Tech advancements plus ill-intent are creating a deepfakes nightmare. Can the legal system keep up?

Playing Whack-a-Mole With Deepfakes
Art by Alena Berger

When I was 15, I spent an all-night house party holed up in my friend’s dad’s office room, drunkenly kissing a boy named Tom.

The next day, Tom sent an email to all of  our friends: “I f***d Emma while she was asleep,” he wrote. I remember my confusion. Was this a joke? If it was, would our friends realize that? And if it wasn’t, then what was it? A threat? A confession? An audacious brag?

In 2001, reputational damage was close to the worst thing a teenage boy could do online to a girl of the same age. But my eldest daughter, who turns 5 this year, will come of age in an online world in which the power dynamics are far more pernicious. 

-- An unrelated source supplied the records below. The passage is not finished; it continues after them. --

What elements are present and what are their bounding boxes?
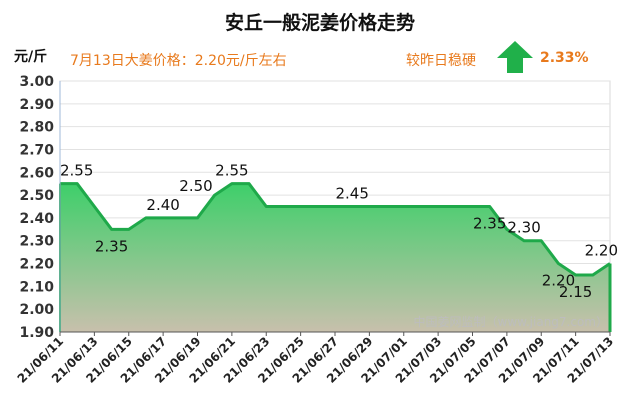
y-tick-label: 2.40 [19, 211, 54, 227]
data-label: 2.35 [95, 237, 128, 255]
data-label: 2.20 [542, 272, 575, 290]
y-tick-label: 2.90 [19, 97, 54, 113]
price-area [60, 183, 610, 332]
y-tick-label: 3.00 [19, 74, 54, 90]
y-tick-label: 1.90 [19, 325, 54, 341]
chart-title: 安丘一般泥姜价格走势 [224, 12, 415, 34]
y-tick-label: 2.10 [19, 279, 54, 295]
data-label: 2.55 [60, 162, 93, 180]
y-tick-label: 2.70 [19, 142, 54, 158]
data-label: 2.20 [585, 242, 618, 260]
data-label: 2.30 [507, 219, 540, 237]
y-tick-label: 2.60 [19, 165, 54, 181]
data-label: 2.15 [559, 283, 592, 301]
y-tick-label: 2.30 [19, 234, 54, 250]
data-label: 2.40 [146, 196, 179, 214]
data-label: 2.45 [335, 185, 368, 203]
y-axis-unit: 元/斤 [14, 49, 48, 65]
price-line [60, 182, 611, 277]
data-label: 2.35 [473, 215, 506, 233]
price-note: 7月13日大姜价格：2.20元/斤左右 [70, 53, 287, 69]
up-arrow-icon [497, 41, 533, 73]
data-label: 2.50 [179, 177, 212, 195]
y-tick-label: 2.80 [19, 120, 54, 136]
trend-percent: 2.33% [540, 50, 589, 66]
data-label: 2.55 [215, 162, 248, 180]
watermark: 中国姜网监制（www.jiang7.com） [414, 314, 608, 329]
y-tick-label: 2.00 [19, 302, 54, 318]
y-tick-label: 2.50 [19, 188, 54, 204]
trend-label: 较昨日稳硬 [406, 53, 476, 69]
y-tick-label: 2.20 [19, 257, 54, 273]
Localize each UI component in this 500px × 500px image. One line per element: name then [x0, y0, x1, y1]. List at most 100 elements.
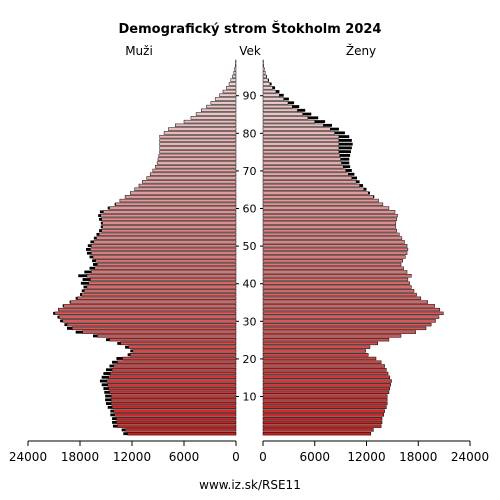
bar-women-age-0 [262, 431, 372, 436]
bar-men-age-78 [159, 138, 237, 143]
bar-men-age-52 [96, 236, 237, 240]
bar-women-age-49 [262, 247, 409, 252]
footer-text: www.iz.sk/RSE11 [199, 478, 301, 492]
surplus-men-age-0 [123, 432, 128, 436]
bar-women-age-78 [262, 138, 340, 143]
bar-women-age-15 [262, 375, 391, 379]
bar-women-age-4 [262, 416, 383, 421]
bar-men-age-83 [183, 119, 237, 124]
bar-men-age-1 [124, 428, 237, 432]
surplus-women-age-93 [269, 82, 272, 86]
bar-men-age-43 [91, 270, 237, 274]
bar-men-age-62 [119, 198, 237, 203]
surplus-men-age-24 [117, 342, 121, 345]
surplus-men-age-35 [69, 300, 71, 304]
bar-men-age-34 [63, 304, 237, 308]
bar-women-age-64 [262, 191, 369, 195]
bar-women-age-34 [262, 304, 435, 308]
center-label: Vek [239, 44, 261, 58]
surplus-women-age-69 [348, 172, 355, 176]
bar-women-age-1 [262, 428, 374, 432]
bar-women-age-52 [262, 236, 403, 240]
bar-men-age-26 [97, 334, 237, 338]
bar-men-age-31 [58, 315, 237, 319]
bar-men-age-53 [98, 232, 237, 237]
x-tick-label-left: 12000 [113, 450, 151, 464]
x-tick-label-right: 24000 [451, 450, 489, 464]
bar-women-age-95 [262, 74, 267, 79]
bar-women-age-74 [262, 153, 341, 158]
age-tick-label: 60 [243, 203, 257, 216]
bar-women-age-37 [262, 292, 417, 297]
surplus-men-age-39 [83, 285, 87, 289]
surplus-women-age-74 [339, 154, 351, 157]
bar-men-age-10 [110, 394, 237, 398]
surplus-men-age-44 [89, 266, 95, 270]
surplus-men-age-41 [82, 278, 91, 281]
bar-men-age-14 [106, 379, 237, 383]
surplus-men-age-11 [104, 390, 110, 394]
bar-women-age-63 [262, 195, 374, 199]
bar-men-age-88 [210, 101, 237, 105]
bar-men-age-94 [230, 78, 237, 82]
bar-women-age-56 [262, 221, 397, 225]
bar-women-age-51 [262, 240, 405, 244]
bar-women-age-94 [262, 78, 269, 82]
bar-men-age-12 [108, 386, 237, 391]
bar-men-age-6 [113, 409, 237, 413]
surplus-men-age-47 [89, 255, 93, 259]
bar-men-age-91 [222, 89, 237, 94]
bar-women-age-29 [262, 322, 432, 327]
bar-men-age-4 [116, 416, 237, 421]
surplus-men-age-46 [92, 259, 96, 263]
bar-men-age-30 [62, 319, 237, 323]
surplus-women-age-64 [368, 191, 370, 195]
bar-women-age-21 [262, 353, 369, 357]
bar-men-age-29 [66, 322, 237, 327]
surplus-men-age-6 [110, 409, 114, 413]
bar-men-age-13 [107, 383, 237, 387]
age-tick-label: 20 [243, 353, 257, 366]
surplus-men-age-26 [93, 334, 98, 338]
left-label: Muži [125, 44, 153, 58]
bar-men-age-22 [132, 349, 237, 353]
surplus-women-age-68 [351, 176, 358, 180]
bar-men-age-55 [102, 225, 237, 229]
surplus-men-age-51 [90, 240, 94, 244]
bar-women-age-27 [262, 330, 416, 334]
surplus-women-age-94 [268, 78, 270, 82]
bar-women-age-65 [262, 187, 365, 191]
surplus-women-age-86 [297, 108, 306, 112]
x-tick-label-left: 18000 [61, 450, 99, 464]
surplus-men-age-25 [106, 338, 110, 342]
bar-women-age-61 [262, 202, 384, 206]
bar-men-age-7 [111, 405, 237, 410]
age-tick-label: 50 [243, 240, 257, 253]
bar-men-age-73 [157, 157, 237, 161]
bar-men-age-15 [108, 375, 237, 379]
bar-women-age-91 [262, 89, 277, 94]
bar-men-age-57 [101, 217, 237, 222]
bar-women-age-40 [262, 281, 410, 285]
bar-women-age-68 [262, 176, 353, 180]
surplus-women-age-83 [314, 120, 326, 124]
bar-women-age-38 [262, 289, 415, 293]
bar-women-age-44 [262, 266, 404, 270]
bar-women-age-85 [262, 112, 303, 116]
bar-men-age-75 [159, 149, 237, 154]
bar-women-age-66 [262, 183, 360, 188]
surplus-women-age-66 [359, 184, 364, 187]
age-tick-label: 90 [243, 90, 257, 103]
bar-women-age-22 [262, 349, 366, 353]
surplus-women-age-85 [302, 112, 312, 116]
bar-women-age-92 [262, 86, 273, 90]
bar-men-age-33 [58, 307, 237, 312]
bar-men-age-59 [103, 210, 237, 214]
age-tick-label: 80 [243, 127, 257, 140]
bar-men-age-41 [90, 277, 237, 282]
bar-men-age-67 [142, 180, 237, 184]
bar-men-age-49 [90, 247, 237, 252]
bar-women-age-42 [262, 274, 412, 278]
bar-women-age-48 [262, 251, 408, 255]
surplus-men-age-10 [105, 394, 112, 398]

Already, “nudification” apps, which allow users to create deepfake pornography of unsuspecting victims, are invading schools. Governments are racing to introduce legislation to prevent their use without the subjects’ consent, but the availability and ubiquity of these apps means that trying to crack down on the deepfakes they produce is quickly becoming an impossible game of whack-a-mole. 

The use of nudification apps is growing: A 2019 study from the cybersecurity company Deeptrace found 96 percent of online deepfake content was nonconsensual pornography. Research by the intelligence company Sensity found that in December 2020, there were 85,000 harmful deepfake videos online, a number which the company says had doubled every six months over the preceding two years. In January, X (nee Twitter) was forced to suspend searches for Taylor Swift after deepfake pornographic videos of her went viral. 

Schools are trying to figure out how to respond to the epidemic.